Low Power Wearable Antenna Systems
Rapid progress in the area of wireless and mobile technologies has resulted in the development of many devices that are capable of being transported in pockets or otherwise worn on the body. For instance, safety glasses with integrated cameras, MP3 players sewn directly into clothing and wearable sensor systems. These devices typically have the facility to communicate wirelessly to off-body networks and as their prevalence increases it will become a requirement for on-body wireless networks to be implemented offering non-physical connections between worn devices on a single user. With the continuing trend towards personal communications and mobile and pervasive computing, there is a need to create antennas suitable for mounting on the person for scenarios where, for instance, (i) medical sensors integrated into fabric may connect centrally to a transceiver mounted in clothing, or (ii) separate wireless devices in pockets or worn on the body may communicate via wireless on-body channels to a central worn access point for communication off-body. To make these Body Area Networks robust and reliable, it is essential that propagation around the human body is understood to ensure communication channels do not become obstructed or fade and also so that transmission powers can be lowered to prevent battery drain and interference to other systems.
In this project 3D body surface scanning and motion capture equipment is used to measure the precise movement of people wearing wireless devices such as medical sensors, mobile computers and pedometers.

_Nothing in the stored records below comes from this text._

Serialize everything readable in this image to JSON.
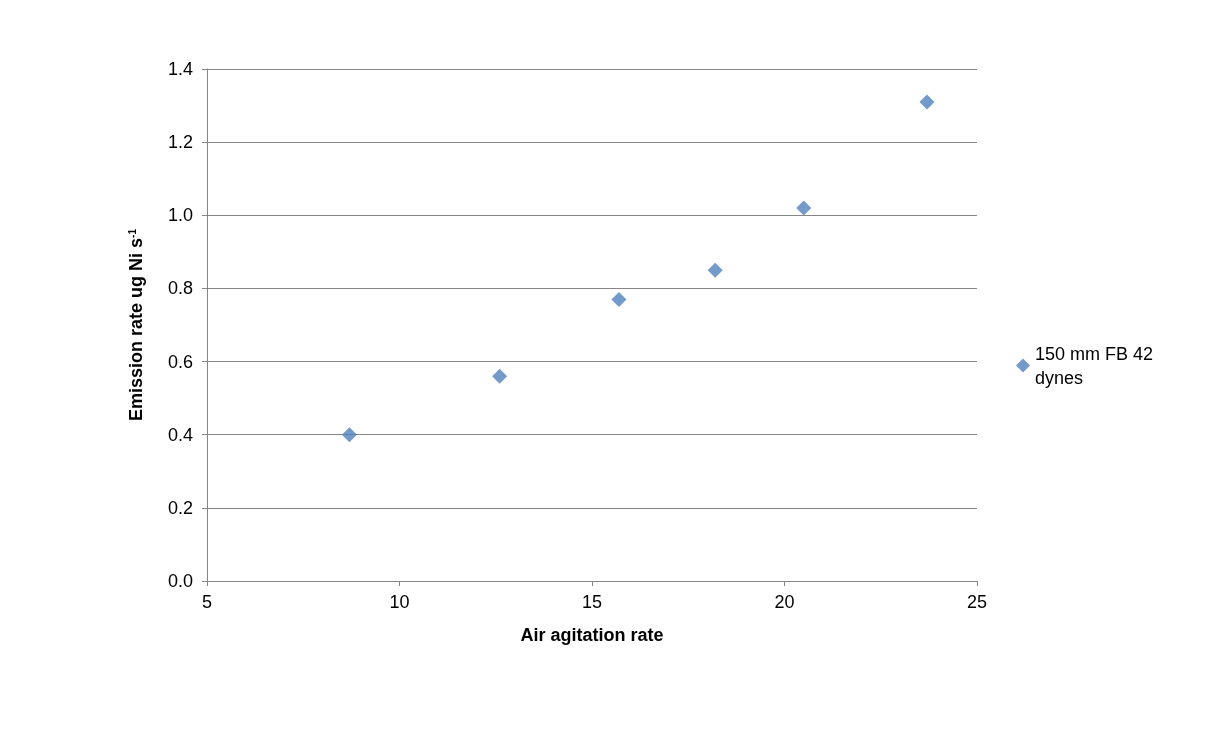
{
  "chart_data": {
    "type": "scatter",
    "xlabel": "Air agitation rate",
    "ylabel": "Emission rate ug Ni s$^{-1}$",
    "x": [
      8.7,
      12.6,
      15.7,
      18.2,
      20.5,
      23.7
    ],
    "series": [
      {
        "name": "150 mm FB 42 dynes",
        "color": "#4f81bd",
        "values": [
          0.4,
          0.56,
          0.77,
          0.85,
          1.02,
          1.31
        ]
      }
    ],
    "xlim": [
      5,
      25
    ],
    "xticks": [
      5,
      10,
      15,
      20,
      25
    ],
    "ylim": [
      0,
      1.4
    ],
    "yticks": [
      {
        "value": 0,
        "label": "0.0"
      },
      {
        "value": 0.2,
        "label": "0.2"
      },
      {
        "value": 0.4,
        "label": "0.4"
      },
      {
        "value": 0.6,
        "label": "0.6"
      },
      {
        "value": 0.8,
        "label": "0.8"
      },
      {
        "value": 1.0,
        "label": "1.0"
      },
      {
        "value": 1.2,
        "label": "1.2"
      },
      {
        "value": 1.4,
        "label": "1.4"
      }
    ],
    "grid": "y",
    "legend": "right",
    "marker": "diamond"
  }
}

The data acquired from this measurement will then be used to animate 3D scans of their bodies. These 'avatars', or computer-animated characters, will allow the team to analyse how radio waves ‘creep’ around the body and from this ascertain the implications for power and battery management on wireless devices. The computer animation expertise in EDA has proved to be of significant benefit for this project. We are probably unique in that we have engineers working alongside experienced digital animators. Ultimately the aim of the project is to represent complicated channel transmission on moving bodies using simplified equivalent networks and models that will enable system designers to model body channels easily.
The inspiration for this project stems from the experiences of children in hospital wards. Currently, children undergoing lengthy observations in hospitals may be ‘tethered’ by cables and wires for long periods. The project seeks to develop technology and an understanding of body mounted wireless communication to free patients from their attachment to monitoring machines. By extension, new methods must also now be found to allow ill and ageing people to stay in their own homes, where many of them would prefer to be.
The project is run in collaboration with the University of Sheffield, Great Ormond Street Hospital and W.L. Gore & Associates.